Imagine being so desperate to end a pregnancy that you sit in a bathtub, gird yourself, and stick a wire hanger up your vagina and into your uterus. You don’t have anesthesia, but you do it anyway. You start to bleed, badly. After you go to the hospital for help, you don’t get sympathy – you get arrested.
I don’t describe this horrific scenario to remind you of a time when abortion was illegal and how bad it was for women. Because this didn’t happen in the 1950s; it happened last year.
Just a few months before Donald Trump said women who have abortions should be “punished”, a woman in Tennessee was arrested for trying to end her pregnancy with a hanger. And on Tuesday, a week after Trump was elected to be the next president of the United States, this woman was charged by a grand jury with aggravated assault with a weapon, attempted procurement of a miscarriage, and attempted criminal abortion.
Jessica González-Rojas, executive director at the National Latina Institute for Reproductive Health, said: “These new charges seek to punish her even more severely and are an affront to justice and basic human dignity.
“No woman should fear arrest or jail time because she ends her pregnancy or seeks medical help in this situation.”
This is not an isolated case. Before her conviction was overturned, Purvi Patel in Indiana was sentenced to 20 years in prison for inducing an abortion. Bei Bei Shuai, also in Indiana, was charged with murder after a suicide attempt resulted in her pregnancy ending. So let’s be clear: women, especially women of color, are already being punished for abortion.
This Handmaid’s Tale nightmare will only get worse once Trump takes office. Whatever his personal beliefs on abortion – like everything else, this is a topic he’s flip-flopped on over the years – he has vowed to appoint supreme court justices that will overturn Roe v Wade, leaving the issue up to the states. When questioned about this, he callously remarked that women who live in states where abortion is illegal could just travel to a different state.
Mike Pence, the incoming vice-president, signed one of the most restrictiveabortion laws in the country as governor of Indiana, and has said he wants to see Roe “consigned to the ash heap of history where it belongs”.
These are not men who are thinking about – or who even understand – the consequences of banning abortion.

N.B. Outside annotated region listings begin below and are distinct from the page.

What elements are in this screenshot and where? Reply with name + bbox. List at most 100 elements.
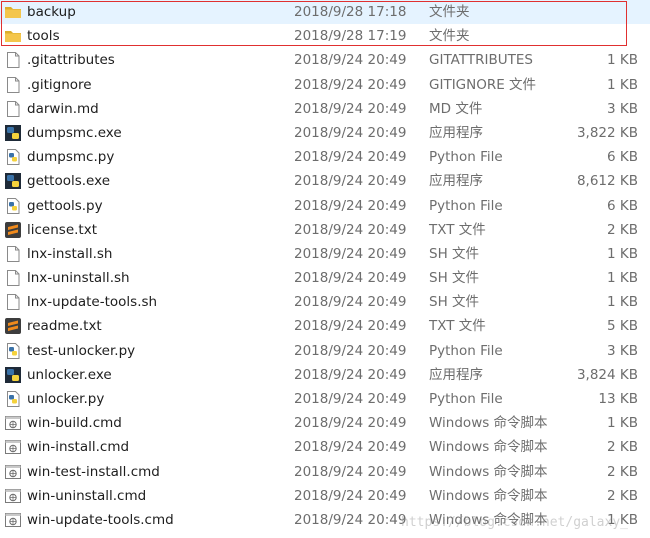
file-name: lnx-uninstall.sh: [27, 270, 130, 287]
file-size: 3 KB: [607, 342, 638, 359]
file-type: 应用程序: [429, 366, 483, 383]
file-date-modified: 2018/9/24 20:49: [294, 439, 407, 456]
file-size: 6 KB: [607, 149, 638, 166]
file-name: win-build.cmd: [27, 415, 122, 432]
file-name: .gitignore: [27, 76, 92, 93]
file-row-unlocker-py[interactable]: unlocker.py 2018/9/24 20:49 Python File …: [0, 387, 650, 411]
file-date-modified: 2018/9/24 20:49: [294, 318, 407, 335]
file-size: 3,824 KB: [576, 366, 638, 383]
sublime-text-icon: [4, 221, 22, 239]
file-name: backup: [27, 4, 76, 20]
blank-file-icon: [4, 51, 22, 69]
file-name: gettools.py: [27, 197, 103, 214]
file-type: Python File: [429, 197, 503, 214]
file-row-darwin-md[interactable]: darwin.md 2018/9/24 20:49 MD 文件 3 KB: [0, 97, 650, 121]
file-type: 应用程序: [429, 124, 483, 141]
file-row-lnx-install-sh[interactable]: lnx-install.sh 2018/9/24 20:49 SH 文件 1 K…: [0, 242, 650, 266]
file-date-modified: 2018/9/24 20:49: [294, 366, 407, 383]
file-type: Python File: [429, 391, 503, 407]
file-name: tools: [27, 28, 60, 45]
file-size: 5 KB: [607, 318, 638, 335]
file-row-lnx-update-tools-sh[interactable]: lnx-update-tools.sh 2018/9/24 20:49 SH 文…: [0, 290, 650, 314]
file-size: 1 KB: [607, 245, 638, 262]
file-type: Windows 命令脚本: [429, 415, 548, 432]
file-size: 13 KB: [598, 391, 638, 407]
file-name: test-unlocker.py: [27, 342, 136, 359]
file-date-modified: 2018/9/24 20:49: [294, 197, 407, 214]
file-name: darwin.md: [27, 100, 99, 117]
file-size: 1 KB: [607, 415, 638, 432]
file-type: TXT 文件: [429, 221, 486, 238]
folder-icon: [4, 3, 22, 21]
file-size: 1 KB: [607, 294, 638, 311]
file-size: 2 KB: [607, 463, 638, 480]
blank-file-icon: [4, 245, 22, 263]
file-row-gettools-py[interactable]: gettools.py 2018/9/24 20:49 Python File …: [0, 194, 650, 218]
file-name: win-update-tools.cmd: [27, 511, 174, 528]
file-type: SH 文件: [429, 294, 480, 311]
file-name: readme.txt: [27, 318, 102, 335]
file-row-license-txt[interactable]: license.txt 2018/9/24 20:49 TXT 文件 2 KB: [0, 218, 650, 242]
file-date-modified: 2018/9/28 17:18: [294, 4, 407, 20]
file-row-win-test-install-cmd[interactable]: win-test-install.cmd 2018/9/24 20:49 Win…: [0, 460, 650, 484]
file-type: Windows 命令脚本: [429, 463, 548, 480]
file-date-modified: 2018/9/24 20:49: [294, 149, 407, 166]
file-name: gettools.exe: [27, 173, 111, 190]
python-file-icon: [4, 197, 22, 215]
file-row-win-build-cmd[interactable]: win-build.cmd 2018/9/24 20:49 Windows 命令…: [0, 411, 650, 435]
file-size: 1 KB: [607, 511, 638, 528]
file-type: 文件夹: [429, 28, 470, 45]
file-type: TXT 文件: [429, 318, 486, 335]
file-type: SH 文件: [429, 245, 480, 262]
file-size: 2 KB: [607, 487, 638, 504]
file-row-unlocker-exe[interactable]: unlocker.exe 2018/9/24 20:49 应用程序 3,824 …: [0, 363, 650, 387]
blank-file-icon: [4, 293, 22, 311]
blank-file-icon: [4, 76, 22, 94]
cmd-script-icon: [4, 438, 22, 456]
file-row-dumpsmc-exe[interactable]: dumpsmc.exe 2018/9/24 20:49 应用程序 3,822 K…: [0, 121, 650, 145]
file-size: 1 KB: [607, 52, 638, 69]
file-type: Windows 命令脚本: [429, 439, 548, 456]
file-list: backup 2018/9/28 17:18 文件夹 tools 2018/9/…: [0, 0, 650, 532]
file-size: 6 KB: [607, 197, 638, 214]
file-name: license.txt: [27, 221, 97, 238]
python-file-icon: [4, 148, 22, 166]
file-date-modified: 2018/9/24 20:49: [294, 463, 407, 480]
file-name: dumpsmc.exe: [27, 124, 122, 141]
file-date-modified: 2018/9/24 20:49: [294, 100, 407, 117]
file-row-gettools-exe[interactable]: gettools.exe 2018/9/24 20:49 应用程序 8,612 …: [0, 169, 650, 193]
file-row-gitattributes[interactable]: .gitattributes 2018/9/24 20:49 GITATTRIB…: [0, 48, 650, 72]
cmd-script-icon: [4, 487, 22, 505]
file-name: win-uninstall.cmd: [27, 487, 147, 504]
file-row-win-uninstall-cmd[interactable]: win-uninstall.cmd 2018/9/24 20:49 Window…: [0, 484, 650, 508]
file-date-modified: 2018/9/24 20:49: [294, 294, 407, 311]
file-row-lnx-uninstall-sh[interactable]: lnx-uninstall.sh 2018/9/24 20:49 SH 文件 1…: [0, 266, 650, 290]
file-row-win-update-tools-cmd[interactable]: win-update-tools.cmd 2018/9/24 20:49 Win…: [0, 508, 650, 532]
file-row-dumpsmc-py[interactable]: dumpsmc.py 2018/9/24 20:49 Python File 6…: [0, 145, 650, 169]
file-name: lnx-install.sh: [27, 245, 113, 262]
file-row-gitignore[interactable]: .gitignore 2018/9/24 20:49 GITIGNORE 文件 …: [0, 73, 650, 97]
file-type: MD 文件: [429, 100, 483, 117]
python-file-icon: [4, 390, 22, 408]
file-name: win-install.cmd: [27, 439, 130, 456]
file-row-test-unlocker-py[interactable]: test-unlocker.py 2018/9/24 20:49 Python …: [0, 339, 650, 363]
blank-file-icon: [4, 269, 22, 287]
file-type: Windows 命令脚本: [429, 487, 548, 504]
file-name: unlocker.exe: [27, 366, 112, 383]
file-type: Windows 命令脚本: [429, 511, 548, 528]
file-date-modified: 2018/9/24 20:49: [294, 76, 407, 93]
file-date-modified: 2018/9/24 20:49: [294, 511, 407, 528]
file-row-tools[interactable]: tools 2018/9/28 17:19 文件夹: [0, 24, 650, 48]
file-row-backup[interactable]: backup 2018/9/28 17:18 文件夹: [0, 0, 650, 25]
file-size: 3,822 KB: [576, 124, 638, 141]
file-row-readme-txt[interactable]: readme.txt 2018/9/24 20:49 TXT 文件 5 KB: [0, 314, 650, 338]
file-name: lnx-update-tools.sh: [27, 294, 158, 311]
file-row-win-install-cmd[interactable]: win-install.cmd 2018/9/24 20:49 Windows …: [0, 435, 650, 459]
file-type: Python File: [429, 149, 503, 166]
sublime-text-icon: [4, 317, 22, 335]
folder-icon: [4, 27, 22, 45]
python-exe-icon: [4, 172, 22, 190]
cmd-script-icon: [4, 414, 22, 432]
cmd-script-icon: [4, 511, 22, 529]
file-size: 3 KB: [607, 100, 638, 117]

The woman in Tennessee, who has already been in jail for nearly a year, is one of countless American women who try to self-abort. I say “countless” because we literally do not know the number of people who attempt their own abortions. We just know that it’s a lot.
One study found that in Texas alone, more than100,000 women had tried to end their own pregnancies. You will not be shocked to find out that abortion is extremely difficult to access in Texas. The same is true in Tennessee, where 96% of counties have no abortion provider.
Not all women induce their own abortion because of a lack of access. Some simply want to forgo seeing a doctor, and would prefer home abortions. Last year, Daniel Grossman, an obstetrician-gynecologist and vice-president for research at Ibis Reproductive Health, told me that some women self-induce because they’re “the kind [of person] who like to do herbal treatments or take vitamins for their healthcare in general”.
If reproductive rights were not in such imminent danger, now might have been a good time to start expanding options for women who don’t want clinic care but instead want to end their pregnancies at home. But now it’s hard to imagine that pro-choice organizations will be doing anything other than protecting rights already won.
In fact, women across America are preparing for the worst. The news of Trump’s win sparked an increase in the number of women seeking long-term birth control measures such as IUDs, fearing that their insurance coverage for contraception would soon be a thing of the past.
The defensive crouch right now is a smart strategy. Women and reproductive rights organizations should be doing all they can to steel themselves for the battles to come – not just on a policy level, but in terms of everyday needs. Those of who can afford to do so, for example, might consider buying large quantities of Plan B while it’s still available over the counter – stockpiling the medicine in the event that it becomes inaccessible and other women need it. And if it were not illegal, I might encourage doctors and nurses to start putting aside misoprostol (the drug used in medication abortions) in the event that abortion is banned in their state or others.
Someone who wants an abortion will find a way to get one, no matter what the law is. So let’s make sure they can do that safely, no matter who the president is.